Flavus - das Goldgelbe

Biolumne: Iris Rapoport über ein Vitamin, das auch als Lebensmittelfarbe dient

  • Iris Rapoport
  • Lesedauer: 3 Min.
Biolumne: Flavus - das Goldgelbe

Sein leuchtendes Gelb hat Pate gestanden, als das Vitamin B2 auf den Namen Riboflavin getauft wurde. Entdeckt hatte es Otto Warburg in den 30er Jahren des letzten Jahrhunderts, als er den Hauptweg der Energiespeicherung in unseren Zellen aufklärte: die Atmungskette. Doch es spielt nicht nur dabei eine Rolle. Es ist auch Bestandteil weiterer Enzyme, die Wasserstoff oder Elektronen übertragen - im Aminosäure- und Fettstoffwechsel ebenso wie bei den sogenannten Steroiden. Sogar zur Aktivierung eines anderen Vitamins, des Thiamins (B6) ist es vonnöten.

1,5 Milligramm des wasserlöslichen Vitamins brauchen wir täglich. Primär von Pflanzen und Pilzen gebildet, wird es in der Nahrungskette in tierischen Lebensmitteln angereichert. Deshalb sind vor allem Milch und Käse, aber auch Fisch, Fleisch oder Eier bei Weitem die besten Quellen. Damit wird verständlich, warum Lacto-Ovo-Vegetarier oft besser versorgt sind als der Durchschnitt, während bei strikten Veganern eine Tendenz zur Unterversorgung besteht. Ansonsten gilt ein Mangel hierzulande als selten. Auch Bakterien, einschließlich derer, die unseren Dickdarm bewohnen, bilden Riboflavin. Wie viel uns davon zugute kommt, ist jedoch nicht geklärt.

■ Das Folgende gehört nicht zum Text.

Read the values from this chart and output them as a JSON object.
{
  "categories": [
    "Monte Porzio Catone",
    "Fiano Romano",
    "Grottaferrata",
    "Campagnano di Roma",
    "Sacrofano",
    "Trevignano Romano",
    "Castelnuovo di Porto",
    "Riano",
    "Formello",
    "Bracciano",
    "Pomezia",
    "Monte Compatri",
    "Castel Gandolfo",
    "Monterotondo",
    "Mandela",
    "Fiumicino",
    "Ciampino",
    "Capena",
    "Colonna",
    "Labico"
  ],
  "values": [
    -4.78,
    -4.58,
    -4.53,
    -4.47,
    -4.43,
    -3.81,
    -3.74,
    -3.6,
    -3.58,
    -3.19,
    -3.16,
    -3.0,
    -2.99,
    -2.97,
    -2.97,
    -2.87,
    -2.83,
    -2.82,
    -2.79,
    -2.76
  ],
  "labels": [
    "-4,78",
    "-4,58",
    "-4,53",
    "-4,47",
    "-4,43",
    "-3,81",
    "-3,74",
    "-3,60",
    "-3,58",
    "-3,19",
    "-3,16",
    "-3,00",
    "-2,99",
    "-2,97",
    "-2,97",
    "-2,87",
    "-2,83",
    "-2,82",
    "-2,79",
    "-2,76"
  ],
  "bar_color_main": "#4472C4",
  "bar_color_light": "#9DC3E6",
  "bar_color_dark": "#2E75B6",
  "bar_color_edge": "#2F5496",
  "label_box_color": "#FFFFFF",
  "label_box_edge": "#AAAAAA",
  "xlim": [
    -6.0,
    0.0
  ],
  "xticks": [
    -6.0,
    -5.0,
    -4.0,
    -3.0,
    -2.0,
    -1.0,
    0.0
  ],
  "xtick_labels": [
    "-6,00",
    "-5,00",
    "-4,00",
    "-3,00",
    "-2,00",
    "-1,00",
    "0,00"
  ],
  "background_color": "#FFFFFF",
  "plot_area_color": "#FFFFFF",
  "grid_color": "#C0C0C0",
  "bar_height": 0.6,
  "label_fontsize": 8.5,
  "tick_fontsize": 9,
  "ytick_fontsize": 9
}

Das Vitamin ist hitzestabil, doch sehr lichtempfindlich. Das ist einer der Gründe, warum Milch in Flaschen durchaus Nachteile hat.

Sehr bald nach der Aufklärung der Struktur des Riboflavins begann man, das kompliziert gebaute Molekül industriell herzustellen. Seitdem steigt der weltweite Bedarf ständig. Dabei wird der kleinste Teil pharmazeutisch, etwa in Vitaminpräparaten genutzt. In vielen Ländern, wenn auch nicht in Deutschland, werden Cerealien und Mehl damit angereichert. Eine Überdosierung ist übrigens nicht zu befürchten. Es wird gemeinhin nur so viel aus dem Darm aufgenommen wie benötigt, Überschüssiges schnell mit dem Harn ausgeschieden. Denn gespeichert werden kann es kaum. Lediglich die Leber hält eine kleine Menge vor, gerade genug, um kurzzeitige Unterversorgung auszugleichen.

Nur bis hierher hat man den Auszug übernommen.